I was looking at her, and she turned her head and I saw something like fear in her eyes. “That’s… doesn’t get any worse than that.”
“Not this side of being dead. But we’ve gotta get back online. I can check this.”
THE state of Minnesota allows anyone to check anyone else’s license plate, but requires you to identify yourself before the information is released. Your name is then put on the file, and the person whose plate you pulled is notified. That’s if you go in the front door. I never did, and I didn’t think Carp-Lemon-would be likely to go in the front door, either. But…

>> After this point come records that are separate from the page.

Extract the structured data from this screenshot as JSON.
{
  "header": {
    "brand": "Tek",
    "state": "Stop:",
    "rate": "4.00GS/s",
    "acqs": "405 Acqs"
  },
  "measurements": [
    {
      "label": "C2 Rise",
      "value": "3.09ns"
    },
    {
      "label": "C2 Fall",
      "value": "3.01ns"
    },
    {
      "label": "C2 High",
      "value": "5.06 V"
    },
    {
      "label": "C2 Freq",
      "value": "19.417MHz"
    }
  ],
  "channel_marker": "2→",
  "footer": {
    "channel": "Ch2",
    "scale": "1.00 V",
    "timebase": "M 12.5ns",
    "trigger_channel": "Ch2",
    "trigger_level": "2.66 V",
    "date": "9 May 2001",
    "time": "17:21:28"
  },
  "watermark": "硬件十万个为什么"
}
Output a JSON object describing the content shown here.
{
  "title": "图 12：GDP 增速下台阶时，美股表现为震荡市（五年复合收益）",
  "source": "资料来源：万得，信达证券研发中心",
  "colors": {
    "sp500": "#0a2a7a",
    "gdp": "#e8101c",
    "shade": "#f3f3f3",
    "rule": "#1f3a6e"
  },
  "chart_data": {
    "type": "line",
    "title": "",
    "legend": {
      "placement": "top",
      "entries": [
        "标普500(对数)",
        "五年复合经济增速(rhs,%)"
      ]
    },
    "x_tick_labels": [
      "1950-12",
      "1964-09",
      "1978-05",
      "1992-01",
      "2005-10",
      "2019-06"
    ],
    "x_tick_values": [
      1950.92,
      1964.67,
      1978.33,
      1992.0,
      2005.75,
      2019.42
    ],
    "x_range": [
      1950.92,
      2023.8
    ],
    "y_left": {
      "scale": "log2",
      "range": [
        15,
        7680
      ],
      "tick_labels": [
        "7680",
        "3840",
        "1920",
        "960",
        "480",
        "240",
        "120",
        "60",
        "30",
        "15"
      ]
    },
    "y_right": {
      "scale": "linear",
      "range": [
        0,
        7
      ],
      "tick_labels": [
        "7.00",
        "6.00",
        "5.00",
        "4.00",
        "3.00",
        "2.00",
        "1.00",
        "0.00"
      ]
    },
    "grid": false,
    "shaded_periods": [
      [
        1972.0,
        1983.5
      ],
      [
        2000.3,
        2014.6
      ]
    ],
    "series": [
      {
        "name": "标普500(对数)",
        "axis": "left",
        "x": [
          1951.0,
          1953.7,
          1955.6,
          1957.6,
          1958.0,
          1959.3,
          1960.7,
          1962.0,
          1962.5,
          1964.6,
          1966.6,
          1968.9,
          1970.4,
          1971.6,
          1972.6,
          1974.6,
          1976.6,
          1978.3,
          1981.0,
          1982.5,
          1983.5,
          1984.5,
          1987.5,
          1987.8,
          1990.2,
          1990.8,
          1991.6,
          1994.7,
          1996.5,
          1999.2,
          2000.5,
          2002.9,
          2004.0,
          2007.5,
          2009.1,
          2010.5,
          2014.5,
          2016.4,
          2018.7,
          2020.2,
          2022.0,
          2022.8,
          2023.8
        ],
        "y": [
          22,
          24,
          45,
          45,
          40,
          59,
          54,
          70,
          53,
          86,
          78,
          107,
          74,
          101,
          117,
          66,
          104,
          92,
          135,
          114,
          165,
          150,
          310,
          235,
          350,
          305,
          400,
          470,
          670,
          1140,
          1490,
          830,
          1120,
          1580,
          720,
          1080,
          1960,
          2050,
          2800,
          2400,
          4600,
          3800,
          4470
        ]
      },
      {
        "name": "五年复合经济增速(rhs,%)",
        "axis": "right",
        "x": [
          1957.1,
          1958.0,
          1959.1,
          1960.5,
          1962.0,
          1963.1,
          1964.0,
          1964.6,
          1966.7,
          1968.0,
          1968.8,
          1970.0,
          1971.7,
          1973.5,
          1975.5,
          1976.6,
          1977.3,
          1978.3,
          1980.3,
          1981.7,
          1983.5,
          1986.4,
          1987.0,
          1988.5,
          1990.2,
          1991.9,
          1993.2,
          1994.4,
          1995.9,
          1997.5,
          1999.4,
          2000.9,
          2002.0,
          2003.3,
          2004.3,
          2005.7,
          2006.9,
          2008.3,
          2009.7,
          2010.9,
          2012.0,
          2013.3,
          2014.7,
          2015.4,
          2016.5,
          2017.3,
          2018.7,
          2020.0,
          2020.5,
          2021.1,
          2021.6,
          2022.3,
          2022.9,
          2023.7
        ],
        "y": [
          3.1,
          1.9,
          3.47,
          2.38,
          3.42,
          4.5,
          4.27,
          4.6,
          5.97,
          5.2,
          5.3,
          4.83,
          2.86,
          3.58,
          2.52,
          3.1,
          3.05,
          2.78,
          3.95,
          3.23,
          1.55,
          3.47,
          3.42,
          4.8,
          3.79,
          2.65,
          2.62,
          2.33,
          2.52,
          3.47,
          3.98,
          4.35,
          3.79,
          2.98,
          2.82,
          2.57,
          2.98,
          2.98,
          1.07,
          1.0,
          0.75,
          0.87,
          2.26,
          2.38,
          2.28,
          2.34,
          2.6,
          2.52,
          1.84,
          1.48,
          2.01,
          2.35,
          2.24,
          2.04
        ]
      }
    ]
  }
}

“How can you tell?” LuEllen said, peering at the laptop screen as I went online and dialed into the DMV.
“There’s a counter. You’d really have to tear up a system to beat it.” I got the plate database, checked my tag number. My name and address came up. The counter said the information had been accessed the night of the collision at Rachel Willowby’s apartment.
“There it is,” I said. “He had to have seen the car at Rachel’s place. That’s the only way he could have known.” It was a queer feeling. I’d been so careful, for so long, so unbelievably, unhealthily careful, that to have somebody crack my cover was like having your house burglarized.
“That fucker. He set us up.” A hint of admiration in her voice? She snapped her fingers as she remembered the tarot connection. “That was the tarot card. Remember? That was the-”
“King of Cups, reversed. Yeah, that popped into my head back at the park. Coincidence jumps up and bites you on the ass.”
“You been bit on the ass so many times you’re lucky to have an ass left,” she snorted. “When are you gonna believe? You’re some kind of fuckin’ gypsy spook or something.”